The third treatment they studied - chloroquine - was the drug of choice for many years, but Phil Rosenthal says the malaria parasite has developed resistance to it. Nevertheless, it is still in use because it's so cheap. "Most people are still being treated with chloroquine, which is really a horrible situation. Chloroquine is probably very close to placebo in most of Africa. That is clearly sub-optimal, that we're relying on such a poorly effective drug."

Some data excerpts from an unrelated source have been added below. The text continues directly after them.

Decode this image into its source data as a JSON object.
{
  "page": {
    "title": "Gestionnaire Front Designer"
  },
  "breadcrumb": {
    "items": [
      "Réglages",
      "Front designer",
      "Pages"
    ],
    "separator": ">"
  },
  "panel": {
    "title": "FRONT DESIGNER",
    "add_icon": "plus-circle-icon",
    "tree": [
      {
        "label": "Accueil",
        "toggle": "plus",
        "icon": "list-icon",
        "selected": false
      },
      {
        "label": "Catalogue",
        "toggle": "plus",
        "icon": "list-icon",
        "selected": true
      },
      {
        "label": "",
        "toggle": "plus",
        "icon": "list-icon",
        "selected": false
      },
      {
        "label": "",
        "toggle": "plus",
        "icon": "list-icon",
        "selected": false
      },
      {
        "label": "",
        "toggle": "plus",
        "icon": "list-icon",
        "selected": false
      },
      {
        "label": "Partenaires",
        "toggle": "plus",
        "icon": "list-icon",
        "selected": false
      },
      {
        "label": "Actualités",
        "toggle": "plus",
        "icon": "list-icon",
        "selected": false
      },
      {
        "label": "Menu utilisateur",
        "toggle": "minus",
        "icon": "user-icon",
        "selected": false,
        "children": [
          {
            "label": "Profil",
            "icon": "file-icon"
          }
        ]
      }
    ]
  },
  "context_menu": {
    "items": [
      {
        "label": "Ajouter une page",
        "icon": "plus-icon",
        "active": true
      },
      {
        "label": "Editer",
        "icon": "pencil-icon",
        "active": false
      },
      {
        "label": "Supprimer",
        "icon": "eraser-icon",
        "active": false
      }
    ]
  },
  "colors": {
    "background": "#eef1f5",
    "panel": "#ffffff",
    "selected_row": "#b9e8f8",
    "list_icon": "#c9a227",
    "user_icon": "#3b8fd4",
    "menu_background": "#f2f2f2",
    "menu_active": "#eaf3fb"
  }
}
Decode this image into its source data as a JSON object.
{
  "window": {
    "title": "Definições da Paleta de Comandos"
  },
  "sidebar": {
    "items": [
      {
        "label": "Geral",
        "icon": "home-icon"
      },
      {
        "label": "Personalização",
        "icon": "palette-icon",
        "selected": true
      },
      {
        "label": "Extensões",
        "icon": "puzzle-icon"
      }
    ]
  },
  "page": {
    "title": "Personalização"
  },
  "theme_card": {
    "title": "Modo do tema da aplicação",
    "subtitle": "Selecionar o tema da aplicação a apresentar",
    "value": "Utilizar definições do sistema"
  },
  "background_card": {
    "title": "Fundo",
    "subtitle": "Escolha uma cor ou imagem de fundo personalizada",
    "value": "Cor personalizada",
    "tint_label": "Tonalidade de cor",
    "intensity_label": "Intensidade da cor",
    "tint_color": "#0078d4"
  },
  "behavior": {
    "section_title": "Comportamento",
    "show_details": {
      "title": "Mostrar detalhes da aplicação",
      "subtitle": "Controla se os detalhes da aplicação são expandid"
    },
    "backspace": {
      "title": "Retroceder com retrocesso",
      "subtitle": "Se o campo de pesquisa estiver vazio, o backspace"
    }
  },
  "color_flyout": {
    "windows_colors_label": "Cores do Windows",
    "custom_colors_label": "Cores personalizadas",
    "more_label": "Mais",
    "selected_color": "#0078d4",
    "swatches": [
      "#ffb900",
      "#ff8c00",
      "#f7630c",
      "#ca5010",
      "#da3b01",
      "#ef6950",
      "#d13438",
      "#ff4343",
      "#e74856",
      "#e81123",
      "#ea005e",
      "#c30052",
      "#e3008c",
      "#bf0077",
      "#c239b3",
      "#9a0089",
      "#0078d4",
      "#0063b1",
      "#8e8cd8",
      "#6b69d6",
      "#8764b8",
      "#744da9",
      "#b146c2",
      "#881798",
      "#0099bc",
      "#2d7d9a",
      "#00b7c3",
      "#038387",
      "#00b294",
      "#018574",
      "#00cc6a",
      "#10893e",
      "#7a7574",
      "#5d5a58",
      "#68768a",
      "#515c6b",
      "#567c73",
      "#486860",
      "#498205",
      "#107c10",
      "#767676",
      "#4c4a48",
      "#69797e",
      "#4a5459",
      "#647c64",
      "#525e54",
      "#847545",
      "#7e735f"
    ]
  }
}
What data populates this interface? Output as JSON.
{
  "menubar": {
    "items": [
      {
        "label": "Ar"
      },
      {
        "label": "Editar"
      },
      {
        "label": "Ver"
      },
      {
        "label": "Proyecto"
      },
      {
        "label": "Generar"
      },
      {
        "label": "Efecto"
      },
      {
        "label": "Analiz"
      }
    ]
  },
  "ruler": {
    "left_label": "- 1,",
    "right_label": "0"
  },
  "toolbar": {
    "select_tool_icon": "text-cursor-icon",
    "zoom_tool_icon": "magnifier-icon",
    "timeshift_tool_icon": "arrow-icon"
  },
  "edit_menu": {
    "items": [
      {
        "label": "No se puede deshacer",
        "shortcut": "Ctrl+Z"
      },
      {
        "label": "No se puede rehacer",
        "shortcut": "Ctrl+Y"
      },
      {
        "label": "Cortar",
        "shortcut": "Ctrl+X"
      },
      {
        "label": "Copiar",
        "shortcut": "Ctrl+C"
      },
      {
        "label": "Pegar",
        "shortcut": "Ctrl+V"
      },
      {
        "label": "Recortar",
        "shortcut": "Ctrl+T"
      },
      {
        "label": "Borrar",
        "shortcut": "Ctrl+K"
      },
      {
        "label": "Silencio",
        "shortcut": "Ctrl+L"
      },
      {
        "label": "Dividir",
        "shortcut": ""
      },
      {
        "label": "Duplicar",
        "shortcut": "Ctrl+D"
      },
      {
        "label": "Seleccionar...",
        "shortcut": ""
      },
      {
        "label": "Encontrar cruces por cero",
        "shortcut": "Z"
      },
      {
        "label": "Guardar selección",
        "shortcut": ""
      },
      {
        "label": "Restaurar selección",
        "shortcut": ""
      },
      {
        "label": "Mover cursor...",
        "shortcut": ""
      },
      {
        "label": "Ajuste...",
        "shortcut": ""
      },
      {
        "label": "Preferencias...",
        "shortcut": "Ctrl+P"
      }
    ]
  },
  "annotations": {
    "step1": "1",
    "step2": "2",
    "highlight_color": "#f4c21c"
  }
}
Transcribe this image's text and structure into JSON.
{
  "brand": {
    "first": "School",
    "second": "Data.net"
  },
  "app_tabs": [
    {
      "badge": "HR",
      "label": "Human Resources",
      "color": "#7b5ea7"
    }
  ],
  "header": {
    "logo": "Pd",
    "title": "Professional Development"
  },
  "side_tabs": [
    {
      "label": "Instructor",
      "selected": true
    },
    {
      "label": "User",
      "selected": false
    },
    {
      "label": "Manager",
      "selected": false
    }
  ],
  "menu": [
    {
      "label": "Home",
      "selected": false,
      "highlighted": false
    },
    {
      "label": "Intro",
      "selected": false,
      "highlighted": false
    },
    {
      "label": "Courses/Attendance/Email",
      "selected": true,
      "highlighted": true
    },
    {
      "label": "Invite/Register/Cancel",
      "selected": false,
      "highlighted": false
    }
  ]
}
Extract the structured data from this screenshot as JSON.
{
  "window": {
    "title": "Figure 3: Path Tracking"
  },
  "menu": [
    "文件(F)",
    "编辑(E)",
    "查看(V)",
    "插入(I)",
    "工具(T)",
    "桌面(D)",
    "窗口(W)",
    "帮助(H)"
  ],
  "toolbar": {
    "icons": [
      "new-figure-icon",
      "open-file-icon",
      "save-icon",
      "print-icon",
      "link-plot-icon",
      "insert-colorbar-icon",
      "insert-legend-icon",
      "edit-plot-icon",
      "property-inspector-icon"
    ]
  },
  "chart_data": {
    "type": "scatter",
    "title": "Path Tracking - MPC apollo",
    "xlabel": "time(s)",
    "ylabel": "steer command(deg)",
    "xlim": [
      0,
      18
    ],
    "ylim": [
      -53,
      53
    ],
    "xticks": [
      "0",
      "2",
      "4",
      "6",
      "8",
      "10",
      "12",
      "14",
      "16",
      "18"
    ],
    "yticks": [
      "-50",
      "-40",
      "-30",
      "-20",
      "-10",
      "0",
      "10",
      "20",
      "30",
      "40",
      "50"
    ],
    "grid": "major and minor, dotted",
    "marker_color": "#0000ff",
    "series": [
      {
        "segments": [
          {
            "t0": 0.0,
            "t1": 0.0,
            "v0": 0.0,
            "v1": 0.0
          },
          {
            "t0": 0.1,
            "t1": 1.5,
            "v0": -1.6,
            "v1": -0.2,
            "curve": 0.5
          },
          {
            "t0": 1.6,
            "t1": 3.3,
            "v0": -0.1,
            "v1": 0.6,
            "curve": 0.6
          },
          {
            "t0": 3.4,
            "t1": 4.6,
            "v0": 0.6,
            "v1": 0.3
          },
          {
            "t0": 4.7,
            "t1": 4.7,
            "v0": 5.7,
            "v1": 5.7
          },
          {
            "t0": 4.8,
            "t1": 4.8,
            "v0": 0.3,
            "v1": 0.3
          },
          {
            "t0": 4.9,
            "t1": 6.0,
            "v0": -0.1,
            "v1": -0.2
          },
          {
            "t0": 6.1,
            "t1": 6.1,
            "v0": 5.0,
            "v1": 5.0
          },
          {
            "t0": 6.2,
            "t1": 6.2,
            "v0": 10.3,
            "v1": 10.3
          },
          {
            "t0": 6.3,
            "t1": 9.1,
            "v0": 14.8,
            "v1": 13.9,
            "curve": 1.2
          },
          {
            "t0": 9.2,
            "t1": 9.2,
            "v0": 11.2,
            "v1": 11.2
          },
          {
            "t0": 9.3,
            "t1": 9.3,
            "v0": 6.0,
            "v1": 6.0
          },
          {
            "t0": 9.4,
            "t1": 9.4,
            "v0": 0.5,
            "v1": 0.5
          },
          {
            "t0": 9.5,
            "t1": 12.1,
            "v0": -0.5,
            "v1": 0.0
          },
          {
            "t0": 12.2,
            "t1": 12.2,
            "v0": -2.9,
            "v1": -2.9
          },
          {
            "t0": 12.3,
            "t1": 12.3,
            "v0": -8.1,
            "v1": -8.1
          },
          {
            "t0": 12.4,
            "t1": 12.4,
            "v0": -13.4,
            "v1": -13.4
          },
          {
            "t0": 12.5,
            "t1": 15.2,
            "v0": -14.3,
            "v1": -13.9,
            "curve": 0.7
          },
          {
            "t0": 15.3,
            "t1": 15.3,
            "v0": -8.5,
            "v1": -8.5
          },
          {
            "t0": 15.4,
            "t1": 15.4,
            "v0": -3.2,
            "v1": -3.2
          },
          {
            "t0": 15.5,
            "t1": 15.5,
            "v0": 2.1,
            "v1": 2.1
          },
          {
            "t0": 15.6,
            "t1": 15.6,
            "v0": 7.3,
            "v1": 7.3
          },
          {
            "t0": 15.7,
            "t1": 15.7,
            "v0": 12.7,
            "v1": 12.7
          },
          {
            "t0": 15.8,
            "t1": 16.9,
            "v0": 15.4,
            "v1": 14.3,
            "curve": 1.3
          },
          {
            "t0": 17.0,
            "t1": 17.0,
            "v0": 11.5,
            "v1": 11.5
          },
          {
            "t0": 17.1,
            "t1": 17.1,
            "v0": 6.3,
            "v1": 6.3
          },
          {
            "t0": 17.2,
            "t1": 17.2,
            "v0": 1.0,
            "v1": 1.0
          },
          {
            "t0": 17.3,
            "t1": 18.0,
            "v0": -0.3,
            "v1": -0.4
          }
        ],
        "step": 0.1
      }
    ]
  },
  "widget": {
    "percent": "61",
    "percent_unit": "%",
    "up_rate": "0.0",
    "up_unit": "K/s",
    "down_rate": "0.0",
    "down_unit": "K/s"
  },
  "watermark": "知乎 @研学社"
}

There has been resistance to using artemisinin-based therapy because of the cost. But the amodiaquine - SP combination, which the researchers found can provide a similar level of protection, is a lot cheaper. Somewhat more expensive than chloroquine, to be sure, but about 75% less than the artemisinin-based ACTs.
Findings of the study on malaria treatments in Uganda, which was led by Phil Rosenthal's colleague Grant Dorsey, are published in the open access journal PLoS Medicine. 'Open access' means the articles are free to read. The high cost of subscriptions to some biomedical journals has become an issue, and in an e-mail from Uganda, Dr. Dorsey wrote that "it is frustrating that people from resource-poor settings may not have access to up-to-date medical literature without paying expensive subscription fees." And he says he is "frequently approached by African scientists trying to gain access to full text articles," but they can't read about the latest research unless they pay for it.